Beda Pandangan soal Risiko Keuangan Bisa Jadi Akar Perceraian
Perceraian karena masalah duit sudah sering hadir di ruang dengar kita. Tapi, tahukah Anda, hal itu kemungkinan akarnya berasal dari preferensi risiko terkait keuangan.
Oleh
ICHWAN SUSANTO
·3 menit baca
Kita sudah sering mendengar pasangan suami-istri yang bercerai karena masalah duit. Bila ditelusuri lebih lanjut, kemungkinan akarnya berasal dari perbedaan keduanya dalam melihat risiko keuangan.
Itu menurut hasil riset University of California San Diego, Amerika Serikat, yang dimuat dalam the Economic Journal berjudul ”Sikap Risiko dan Konflik dalam Rumah Tangga” yang diterbitkan pada 28 Juni 2021. Perbedaan dalam melihat risiko keuangan itu implementasinya pada keputusan untuk menabung atau berinvestasi.
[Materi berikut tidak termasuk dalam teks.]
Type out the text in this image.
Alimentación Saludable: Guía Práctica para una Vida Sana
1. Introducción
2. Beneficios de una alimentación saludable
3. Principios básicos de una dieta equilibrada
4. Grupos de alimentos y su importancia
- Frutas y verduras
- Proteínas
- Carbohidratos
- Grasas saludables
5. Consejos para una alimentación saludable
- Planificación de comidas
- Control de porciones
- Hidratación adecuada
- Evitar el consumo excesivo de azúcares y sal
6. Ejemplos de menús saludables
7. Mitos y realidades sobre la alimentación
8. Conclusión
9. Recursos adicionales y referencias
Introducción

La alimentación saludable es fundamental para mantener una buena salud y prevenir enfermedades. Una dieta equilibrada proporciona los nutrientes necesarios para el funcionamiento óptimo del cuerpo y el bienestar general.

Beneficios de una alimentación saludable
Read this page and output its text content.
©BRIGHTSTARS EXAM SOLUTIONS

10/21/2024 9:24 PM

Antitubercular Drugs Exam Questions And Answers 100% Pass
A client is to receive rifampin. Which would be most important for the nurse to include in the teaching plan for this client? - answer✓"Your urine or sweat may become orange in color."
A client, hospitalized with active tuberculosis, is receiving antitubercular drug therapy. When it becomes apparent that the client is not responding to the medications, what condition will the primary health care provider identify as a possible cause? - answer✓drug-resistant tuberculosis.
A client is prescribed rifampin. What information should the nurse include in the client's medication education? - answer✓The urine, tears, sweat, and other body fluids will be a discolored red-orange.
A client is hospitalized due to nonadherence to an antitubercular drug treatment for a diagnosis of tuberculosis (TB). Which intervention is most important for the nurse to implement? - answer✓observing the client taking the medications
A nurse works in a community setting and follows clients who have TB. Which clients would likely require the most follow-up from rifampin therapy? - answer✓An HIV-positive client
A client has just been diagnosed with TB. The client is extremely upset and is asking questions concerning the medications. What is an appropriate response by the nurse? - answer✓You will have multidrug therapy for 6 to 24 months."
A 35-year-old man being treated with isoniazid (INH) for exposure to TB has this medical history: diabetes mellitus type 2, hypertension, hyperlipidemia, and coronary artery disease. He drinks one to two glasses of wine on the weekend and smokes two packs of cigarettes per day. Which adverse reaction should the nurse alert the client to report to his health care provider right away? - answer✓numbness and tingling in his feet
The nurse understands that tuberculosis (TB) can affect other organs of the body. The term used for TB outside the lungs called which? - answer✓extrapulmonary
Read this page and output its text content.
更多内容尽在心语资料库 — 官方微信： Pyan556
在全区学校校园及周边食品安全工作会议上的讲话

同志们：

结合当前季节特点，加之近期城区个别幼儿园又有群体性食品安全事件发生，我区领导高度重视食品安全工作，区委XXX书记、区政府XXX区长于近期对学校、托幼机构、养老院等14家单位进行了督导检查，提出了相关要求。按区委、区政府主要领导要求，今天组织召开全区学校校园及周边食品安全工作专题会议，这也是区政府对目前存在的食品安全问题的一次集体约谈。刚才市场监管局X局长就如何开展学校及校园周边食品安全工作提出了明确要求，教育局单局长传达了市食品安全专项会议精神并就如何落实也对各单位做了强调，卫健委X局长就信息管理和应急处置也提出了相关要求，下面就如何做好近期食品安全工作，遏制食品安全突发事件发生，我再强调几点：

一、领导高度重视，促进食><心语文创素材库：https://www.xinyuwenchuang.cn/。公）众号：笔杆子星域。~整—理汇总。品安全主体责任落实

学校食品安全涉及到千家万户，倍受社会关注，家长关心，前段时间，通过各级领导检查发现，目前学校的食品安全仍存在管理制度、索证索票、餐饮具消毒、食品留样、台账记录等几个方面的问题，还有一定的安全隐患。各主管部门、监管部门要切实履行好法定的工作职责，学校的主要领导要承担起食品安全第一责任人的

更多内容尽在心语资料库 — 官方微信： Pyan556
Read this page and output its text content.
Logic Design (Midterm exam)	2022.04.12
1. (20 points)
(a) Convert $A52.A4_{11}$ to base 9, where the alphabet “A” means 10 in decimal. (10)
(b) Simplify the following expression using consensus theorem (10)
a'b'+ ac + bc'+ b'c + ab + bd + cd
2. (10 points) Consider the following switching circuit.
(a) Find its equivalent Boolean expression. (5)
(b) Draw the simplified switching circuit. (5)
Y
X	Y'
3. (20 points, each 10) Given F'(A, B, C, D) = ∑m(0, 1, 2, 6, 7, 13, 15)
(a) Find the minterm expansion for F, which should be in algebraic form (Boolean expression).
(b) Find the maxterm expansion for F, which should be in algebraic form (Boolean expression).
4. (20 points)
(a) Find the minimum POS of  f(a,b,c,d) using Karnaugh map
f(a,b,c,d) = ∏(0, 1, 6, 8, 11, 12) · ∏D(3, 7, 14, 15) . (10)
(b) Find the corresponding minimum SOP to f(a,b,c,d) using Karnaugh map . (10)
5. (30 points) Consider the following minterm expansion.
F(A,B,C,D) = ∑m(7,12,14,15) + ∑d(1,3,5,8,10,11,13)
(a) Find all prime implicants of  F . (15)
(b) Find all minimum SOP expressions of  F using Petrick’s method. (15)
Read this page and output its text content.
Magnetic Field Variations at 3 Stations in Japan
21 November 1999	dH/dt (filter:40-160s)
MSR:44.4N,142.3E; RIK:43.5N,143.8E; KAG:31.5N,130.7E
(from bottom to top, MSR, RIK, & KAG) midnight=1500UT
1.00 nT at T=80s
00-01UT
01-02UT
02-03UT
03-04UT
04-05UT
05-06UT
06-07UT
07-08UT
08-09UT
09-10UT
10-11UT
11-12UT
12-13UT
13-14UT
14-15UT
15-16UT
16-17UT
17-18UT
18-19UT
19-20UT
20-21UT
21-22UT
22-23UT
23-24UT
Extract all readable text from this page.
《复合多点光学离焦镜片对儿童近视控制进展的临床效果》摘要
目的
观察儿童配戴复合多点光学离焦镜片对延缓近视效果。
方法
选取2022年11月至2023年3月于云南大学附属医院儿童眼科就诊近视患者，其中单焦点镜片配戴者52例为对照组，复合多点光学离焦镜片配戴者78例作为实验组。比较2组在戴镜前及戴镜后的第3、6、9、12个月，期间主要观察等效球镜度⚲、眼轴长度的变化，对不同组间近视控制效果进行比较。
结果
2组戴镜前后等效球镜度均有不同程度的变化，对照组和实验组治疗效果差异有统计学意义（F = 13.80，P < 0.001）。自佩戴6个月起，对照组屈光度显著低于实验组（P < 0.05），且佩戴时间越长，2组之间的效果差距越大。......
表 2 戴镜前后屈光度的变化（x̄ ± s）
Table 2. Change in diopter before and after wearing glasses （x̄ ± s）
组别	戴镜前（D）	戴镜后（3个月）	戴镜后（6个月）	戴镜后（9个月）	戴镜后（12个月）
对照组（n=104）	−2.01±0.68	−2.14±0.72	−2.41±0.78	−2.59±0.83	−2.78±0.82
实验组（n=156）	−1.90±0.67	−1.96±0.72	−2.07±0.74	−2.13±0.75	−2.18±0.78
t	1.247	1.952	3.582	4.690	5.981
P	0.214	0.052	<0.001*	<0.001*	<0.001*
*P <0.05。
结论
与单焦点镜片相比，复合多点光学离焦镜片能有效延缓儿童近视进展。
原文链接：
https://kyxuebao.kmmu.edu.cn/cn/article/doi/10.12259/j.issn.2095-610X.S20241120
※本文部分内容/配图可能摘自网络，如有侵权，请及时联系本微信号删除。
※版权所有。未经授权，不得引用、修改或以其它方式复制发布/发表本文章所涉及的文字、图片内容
”Berdebat tentang uang biasanya disebut sebagai alasan perceraian, tetapi potensi pendorong utama pertengkaran ini adalah perbedaan dalam sikap berisiko,” kata penulis studi tersebut, Marta Serra-Garcia, profesor ekonomi dan strategi di Rady School of Management, dalam laman internet University of California, San Diego, Selasa (27/7/2021).
Meskipun diketahui bahwa memperebutkan uang dapat membawa pasangan ke pengadilan perceraian, penelitian baru dari Rady School of Management University of California San Diego itu menemukan bahwa perbedaan dalam preferensi risiko kemungkinan menjadi akar penyebab perceraian. Ini terutama ketika menyangkut masalah keuangan.
Pasangan yang berbeda dalam keputusan tabungan dan investasi cenderung tidak memiliki rumah dan/atau merenovasi rumah mereka.
Studi longitudinal ini mengukur preferensi risiko dari 5.300 pasangan di Jerman dari tahun 2004 hingga 2017. Peserta dalam survei—yang dilakukan setiap tahun oleh Panel Sosial Ekonomi Jerman—ditanyakan seberapa bersedia mereka mengambil risiko ketika itu datang ke karier, olahraga, mengemudi, dan masalah keuangan.
Setelah mengontrol berbagai karakteristik dalam rumah tangga, seperti tingkat pendidikan istri dan suami, agama, daerah asal, latar belakang budaya, dan lainnya, penulis menemukan perbedaan preferensi risiko adalah prediktor terbesar perpisahan pernikahan dalam jangka panjang.
Pasangan yang memiliki sikap risiko yang paling berbeda dua kali lebih mungkin untuk bercerai dibandingkan dengan pasangan dengan preferensi yang paling mirip. Selain itu, dari semua kategori risiko yang tercantum dalam survei, perbedaan risiko keuangan merupakan prediktor perceraian yang paling kuat.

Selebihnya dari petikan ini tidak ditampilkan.